Jackson: Fallout from scandal hurt minority firms

Some successful investment firms were unfairly terminated, Jackson said.
COLUMBUS (AP) -- The Rev. Jesse Jackson on Thursday criticized a state decision that eliminated some minority-owned investment firms, and Gov. Ted Strickland promised a new investment system open to the best-qualified companies while avoiding any suggestion of quotas.
"What we're talking about here is trying to expand opportunity," Strickland said after a private meeting with Jackson.
Jackson criticized the November 2005 decision by the state insurance fund for injured workers to terminate managers of equity and fixed-income investment funds.

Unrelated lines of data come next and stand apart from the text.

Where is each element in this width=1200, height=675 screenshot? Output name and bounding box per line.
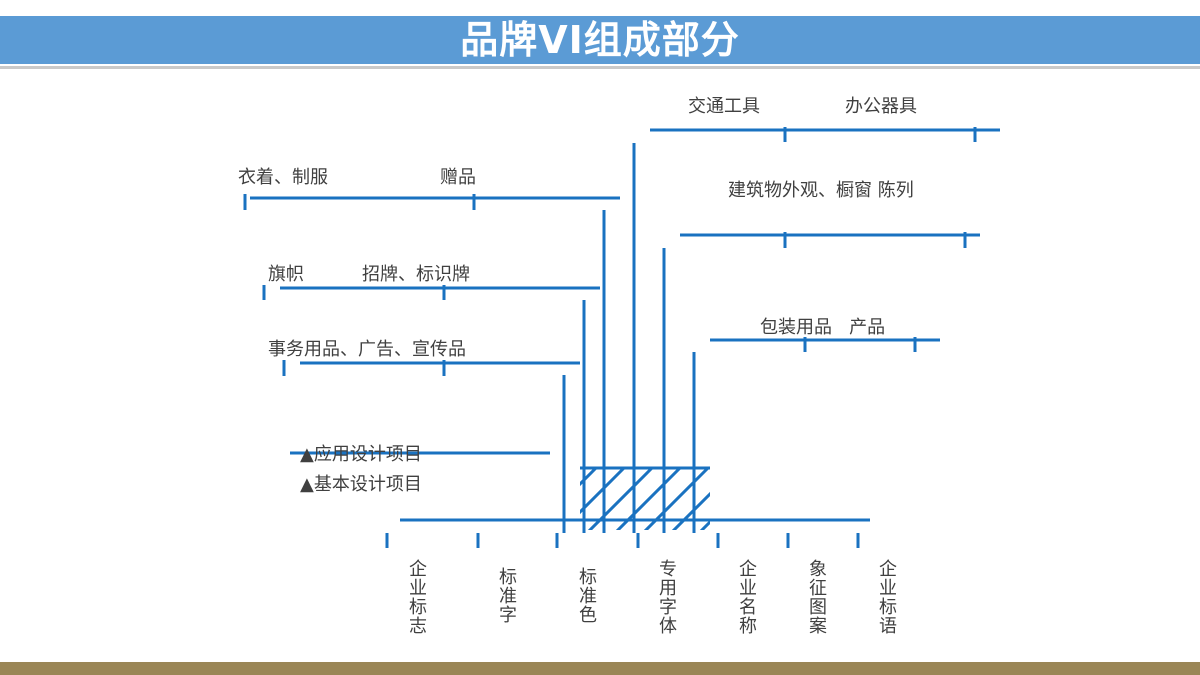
hatch-stroke-4 [580, 468, 626, 515]
label-office: 办公器具 [845, 96, 917, 117]
diagram-lines [243, 127, 1000, 548]
label-architecture: 建筑物外观、橱窗 陈列 [728, 180, 914, 201]
basic-item-emblem: 象征图案 [809, 559, 827, 637]
label-clothing: 衣着、制服 [238, 167, 328, 188]
hatch-stroke-9 [699, 519, 710, 530]
hatch-stroke-6 [615, 468, 682, 530]
label-gifts: 赠品 [440, 167, 476, 188]
hatch-block [448, 468, 820, 532]
title-bar [0, 16, 1200, 64]
basic-item-font: 标准字 [499, 567, 517, 626]
basic-item-logo: 企业标志 [409, 559, 427, 637]
label-flags: 旗帜 [268, 264, 304, 285]
hatch-stroke-7 [643, 468, 710, 530]
hatch-stroke-8 [671, 491, 710, 530]
hatch-stroke-11 [756, 468, 820, 532]
label-transport: 交通工具 [688, 96, 760, 117]
hatch-stroke-2 [504, 468, 568, 532]
title-underline [0, 66, 1200, 69]
legend-basic: ▲基本设计项目 [300, 474, 422, 495]
label-business: 事务用品、广告、宣传品 [268, 339, 466, 360]
label-packaging: 包装用品 产品 [760, 317, 885, 338]
hatch-stroke-1 [476, 468, 540, 532]
basic-item-name: 企业名称 [739, 559, 757, 637]
hatch-stroke-0 [448, 468, 512, 532]
basic-item-color: 标准色 [579, 567, 597, 626]
hatch-stroke-10 [728, 468, 792, 532]
basic-item-typeface: 专用字体 [659, 559, 677, 637]
legend-applied: ▲应用设计项目 [300, 444, 422, 465]
slide-title: 品牌VI组成部分 [460, 18, 740, 62]
basic-item-slogan: 企业标语 [879, 559, 897, 637]
hatch-stroke-3 [580, 468, 598, 487]
footer-bar [0, 662, 1200, 675]
hatch-stroke-5 [587, 468, 654, 530]
label-signs: 招牌、标识牌 [362, 264, 470, 285]
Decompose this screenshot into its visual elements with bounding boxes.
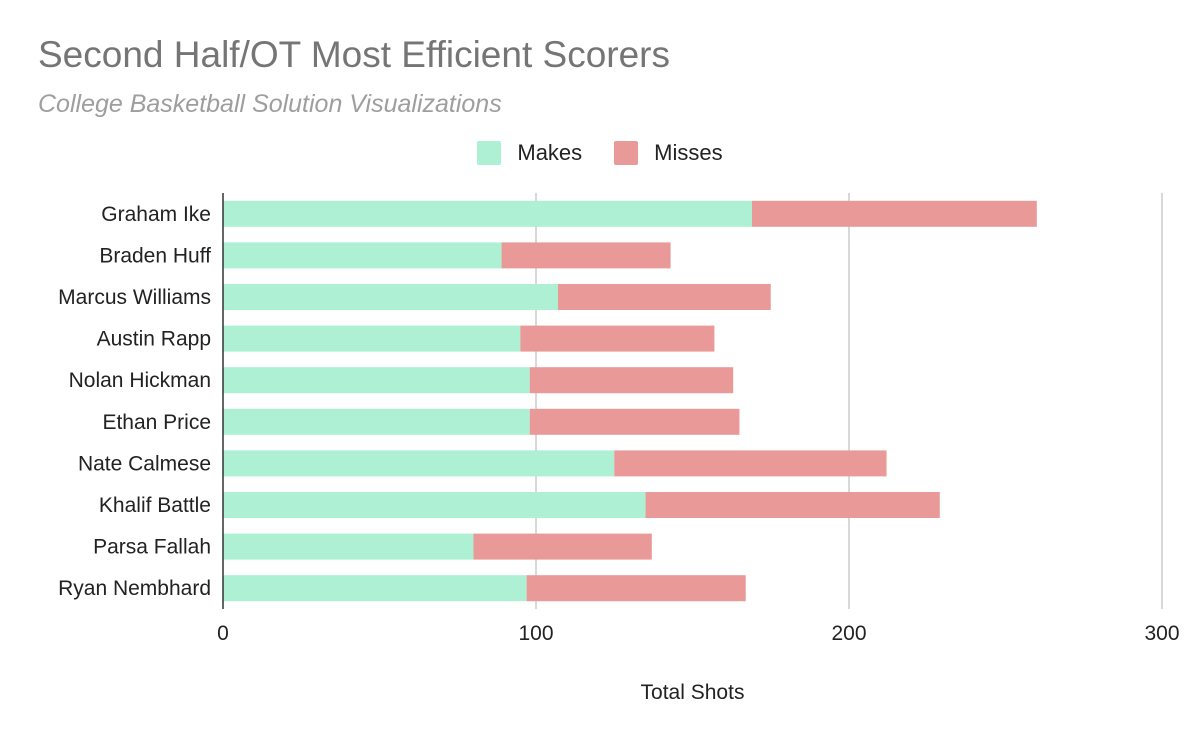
bar-misses xyxy=(520,325,715,352)
legend-item-misses[interactable]: Misses xyxy=(614,140,723,166)
legend-label-makes: Makes xyxy=(517,140,583,165)
x-tick-label: 0 xyxy=(217,622,229,645)
bar-misses xyxy=(614,450,887,477)
legend: Makes Misses xyxy=(0,140,1200,166)
x-tick-label: 100 xyxy=(518,622,553,645)
bar-misses xyxy=(526,575,746,602)
x-axis-title: Total Shots xyxy=(641,681,745,704)
chart-subtitle: College Basketball Solution Visualizatio… xyxy=(38,90,502,118)
category-label: Khalif Battle xyxy=(99,494,211,517)
bar-misses xyxy=(751,200,1037,227)
bar-makes xyxy=(223,408,530,435)
legend-item-makes[interactable]: Makes xyxy=(477,140,582,166)
bar-makes xyxy=(223,284,558,310)
bar-makes xyxy=(223,450,615,477)
category-label: Ethan Price xyxy=(102,411,211,434)
category-label: Graham Ike xyxy=(101,203,211,226)
bar-misses xyxy=(557,284,771,310)
category-label: Austin Rapp xyxy=(97,328,211,351)
bar-makes xyxy=(223,200,752,227)
category-label: Parsa Fallah xyxy=(93,536,211,559)
category-label: Marcus Williams xyxy=(58,286,211,309)
bar-makes xyxy=(223,533,474,560)
chart-title: Second Half/OT Most Efficient Scorers xyxy=(38,34,670,75)
bar-misses xyxy=(501,242,671,269)
category-label: Ryan Nembhard xyxy=(58,577,211,600)
bar-misses xyxy=(529,367,734,394)
legend-swatch-misses xyxy=(614,141,639,165)
bar-misses xyxy=(645,492,940,518)
legend-label-misses: Misses xyxy=(654,140,723,165)
bar-makes xyxy=(223,367,530,394)
legend-swatch-makes xyxy=(477,141,502,165)
bar-makes xyxy=(223,575,527,602)
bar-makes xyxy=(223,242,502,269)
x-tick-label: 200 xyxy=(831,622,866,645)
bar-makes xyxy=(223,492,646,518)
category-label: Braden Huff xyxy=(99,244,211,267)
bar-makes xyxy=(223,325,521,352)
category-label: Nolan Hickman xyxy=(69,369,211,392)
category-label: Nate Calmese xyxy=(78,452,211,475)
bar-misses xyxy=(529,408,740,435)
bar-misses xyxy=(473,533,652,560)
x-tick-label: 300 xyxy=(1144,622,1179,645)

The state Workers' Compensation Oversight Commission fired 69 managers of equity and fixed-income investment funds to allow the agency to shift money to more secure investments while it retooled its financial policies. Equity funds are those that invest primarily in stocks.
The firings came as the Ohio Bureau of Workers' Compensation revamped its operations after a corruption scandal that revealed an unorthodox 50 million investment in rare coins.
Further investigations revealed a questionable hedge fund that lost 215 million. That fund, MDL Capital Management of Pittsburgh, was also a minority-owned firm.
Calls firings unfair
Jackson said successful minority- and women-owned companies were unfairly terminated as a result.
"Ohio had one of the most inclusive pension fund plans in America and some of the best returns by managers, and just unilaterally wiped out the whole program," Jackson said.
He pointed to Chicago-based Ariel Capital Management, which grew its original 150 million investment by more than 100 million before it was fired.
Jackson made public an e-mail from Ariel vice president James Smith describing the positive impact the workers' comp investment program made on minority-owned firms.
"However, since the OBWC manager terminations took place, opportunities for minorities seem to have diminished," Smith said in the e-mail dated Wednesday.
Smith declined to comment and referred calls to company headquarters where a message was left.
The workers' comp bureau said about 12 percent of its 15 billion portfolio was managed by minority-owned companies just prior to the terminations.
Governor's response
Strickland said it was unfortunate that companies not involved in any wrongdoing were caught up in the terminations.
He also said his promised revamping of the insurance fund would take political considerations out of the investment process to focus on hiring the best-qualified companies to help Ohio.
At an informal, half-hour news conference after their meeting, Jackson and Strickland politely but firmly pressed their points on each other.
Addressing Strickland, standing 2 feet away, as "governor," Jackson urged him "to consider convening those pension fund managers who had such great records and consider them again to become managers of capital."
For his part, Strickland tried repeatedly to make the point that the firings grew out of unique occurrences.
"What happened with BWC, reverend," Strickland said at last, "was a set of circumstances that developed because of some very bad behavior on the part of some people who were not following ethical practices."